In the depths of the American Revolution, George Washington is said to have been asked by an inquiring member of the Press what, amongst all that was then churning around him, most kept him up at night. It wasn’t the Continental Congress, who even then seemed challenged when it came to doing anything productive. Nor was it his troops, freezing and starving to death out at Valley Forge. The answer he gave: “Their spies.”
From that time forward, for over 240 years, we have been amassing what could be considered early indicators, data points, insights indicative of trusted insiders, who were considering turning, or who had actually turned, toward the dark side.
Notwithstanding that long history and growing sophistication, we have, until recently, only ever seemed capable of playing catch up - reacting after the fact to their betrayal. Such was the case shortly after the notorious Ames spy case. As a result of that affair, the FBI and CIA had taken “black eyes” because of a determination that, if they’d only cooperated more, Ames would have been caught sooner, and the damage he inflicted, lessened significantly.
Consequently, President Clinton signed an Executive Order that effectively gave operational ownership of the Agency’s counterespionage efforts to the FBI, inserting two of us, FBI agents, within the organizational structure of the CIA, to go after what we knew was yet another spy.
A new book by reporter Bryan Denson, The Spy’s Son, chronicles those efforts. Under what was considered at best “light cover,” we worked to identify and then capture the highest-ranking CIA officer ever arrested for Espionage - Harold “Jim” Nicholson - an achievement advanced while we were still very much stymied in the world of the “reactive.”
It was from that world of reactive detection that Cylance, with its artificial intelligence and machine learning, finally liberated me, opening my mind to the concept of “proactive prevention.”
What made Jim’s story all the more compelling was the fact that, from prison years later, he recruited his youngest son to pick up where his efforts had ended. Paramount Pictures, until recently, owned the movie rights and had reportedly signed Robert DeNiro to play the spy in their production of the story. Apparently, Cross Creek Pictures, who delivered Black Swan and most recently Hacksaw Ridge, are now running with the production.
Mike Rogers, a former FBI agent himself and the onetime Chair of the House Permanent Select Committee on Intelligence, recently retired from Congress and has subsequently advanced in partnership with CNN the telling of certain stories of espionage which, until now, have been little discussed in public forums.
The series, which he hosts, is called Declassified: Untold Stories of American Spies. The Nicholson espionage story is now scheduled to broadcast on Saturday, September 30th (9pm Eastern, 8pm Central, 7pm Mountain) on CNNHD.

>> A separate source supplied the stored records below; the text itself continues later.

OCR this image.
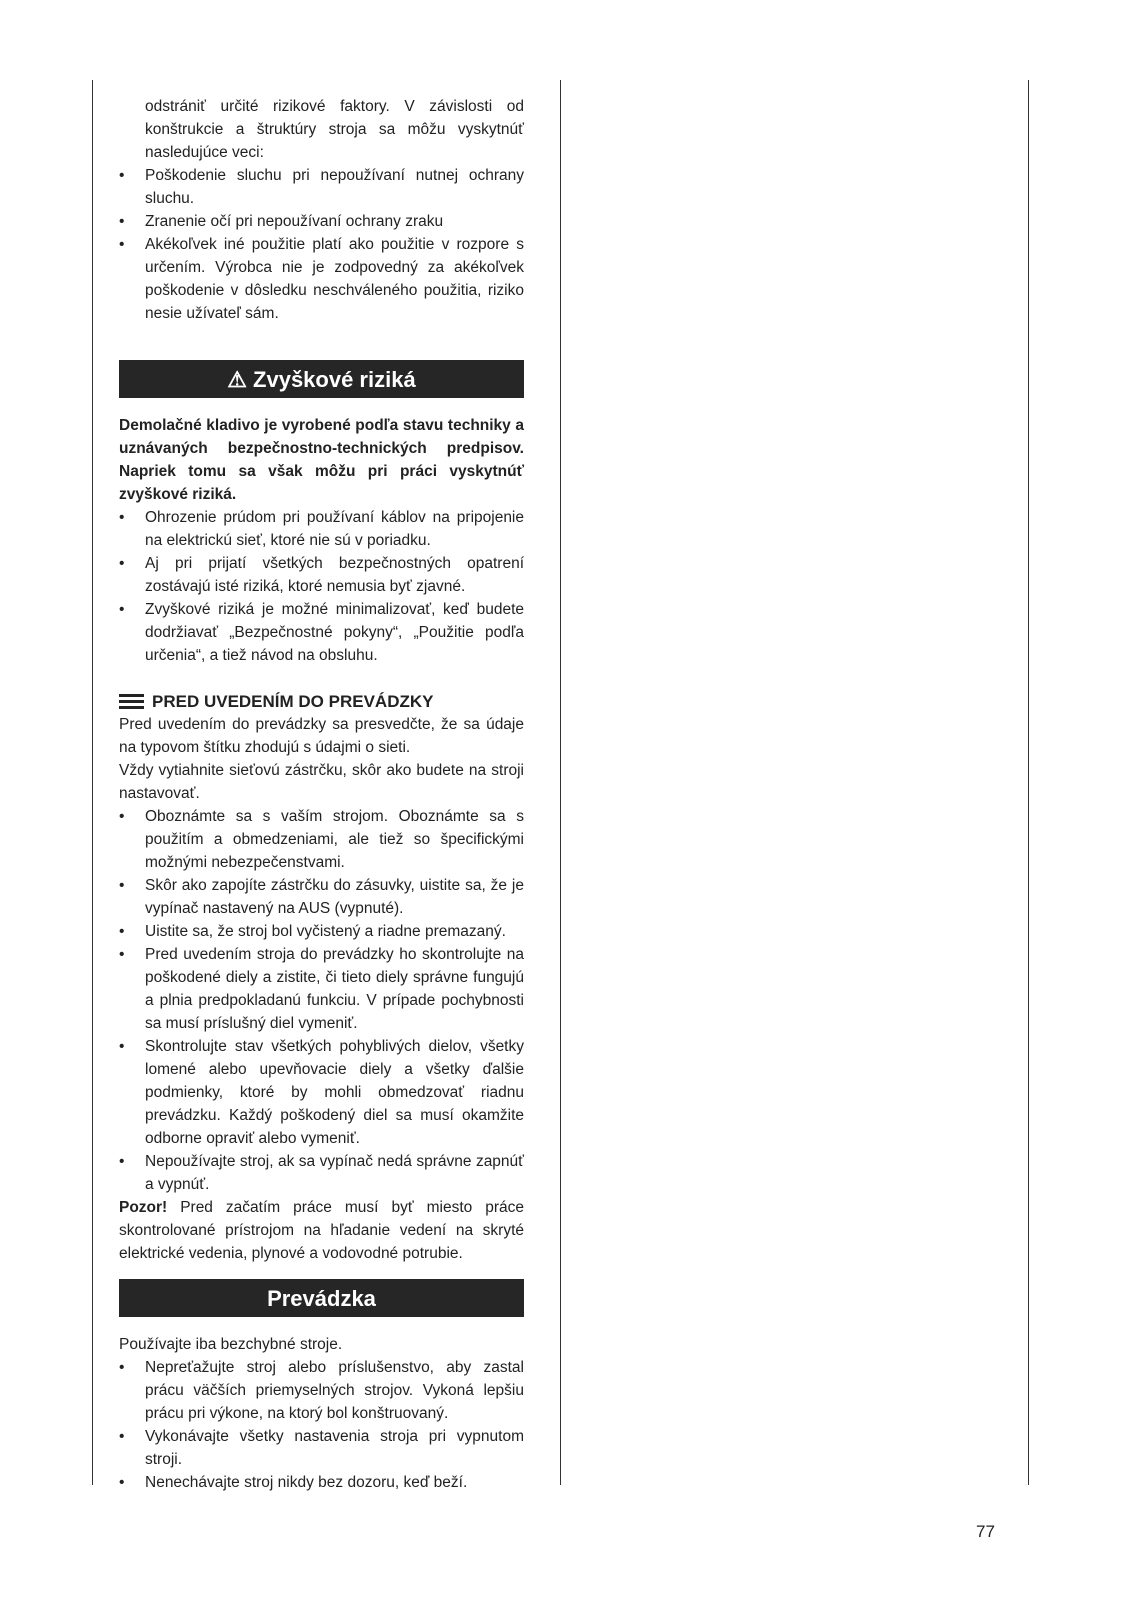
odstrániť určité rizikové faktory. V závislosti od konštrukcie a štruktúry stroja sa môžu vyskytnúť nasledujúce veci:

• Poškodenie sluchu pri nepoužívaní nutnej ochrany sluchu.
• Zranenie očí pri nepoužívaní ochrany zraku
• Akékoľvek iné použitie platí ako použitie v rozpore s určením. Výrobca nie je zodpovedný za akékoľvek poškodenie v dôsledku neschváleného použitia, riziko nesie užívateľ sám.
⚠ Zvyškové riziká

Demolačné kladivo je vyrobené podľa stavu techniky a uznávaných bezpečnostno-technických predpisov. Napriek tomu sa však môžu pri práci vyskytnúť zvyškové riziká.

• Ohrozenie prúdom pri používaní káblov na pripojenie na elektrickú sieť, ktoré nie sú v poriadku.
• Aj pri prijatí všetkých bezpečnostných opatrení zostávajú isté riziká, ktoré nemusia byť zjavné.
• Zvyškové riziká je možné minimalizovať, keď budete dodržiavať „Bezpečnostné pokyny“, „Použitie podľa určenia“, a tiež návod na obsluhu.
PRED UVEDENÍM DO PREVÁDZKY

Pred uvedením do prevádzky sa presvedčte, že sa údaje na typovom štítku zhodujú s údajmi o sieti.

Vždy vytiahnite sieťovú zástrčku, skôr ako budete na stroji nastavovať.

• Oboznámte sa s vaším strojom. Oboznámte sa s použitím a obmedzeniami, ale tiež so špecifickými možnými nebezpečenstvami.
• Skôr ako zapojíte zástrčku do zásuvky, uistite sa, že je vypínač nastavený na AUS (vypnuté).
• Uistite sa, že stroj bol vyčistený a riadne premazaný.
• Pred uvedením stroja do prevádzky ho skontrolujte na poškodené diely a zistite, či tieto diely správne fungujú a plnia predpokladanú funkciu. V prípade pochybnosti sa musí príslušný diel vymeniť.
• Skontrolujte stav všetkých pohyblivých dielov, všetky lomené alebo upevňovacie diely a všetky ďalšie podmienky, ktoré by mohli obmedzovať riadnu prevádzku. Každý poškodený diel sa musí okamžite odborne opraviť alebo vymeniť.
• Nepoužívajte stroj, ak sa vypínač nedá správne zapnúť a vypnúť.

Pozor! Pred začatím práce musí byť miesto práce skontrolované prístrojom na hľadanie vedení na skryté elektrické vedenia, plynové a vodovodné potrubie.

Prevádzka

Používajte iba bezchybné stroje.

• Nepreťažujte stroj alebo príslušenstvo, aby zastal prácu väčších priemyselných strojov. Vykoná lepšiu prácu pri výkone, na ktorý bol konštruovaný.
• Vykonávajte všetky nastavenia stroja pri vypnutom stroji.
• Nenechávajte stroj nikdy bez dozoru, keď beží.
77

The production team actually interviewed a number of us, including yours truly, each for over eight hours, in preparation for the story. I previewed a rough cut of what they produced and was impressed with the result.
If your calendar is not already committed that evening, we invite you to tune in to a piece of history, which if nothing else provides a backdrop against which to appreciate just what artificial intelligence will bring to many aspects of our emerging world, including that of Counterespionage.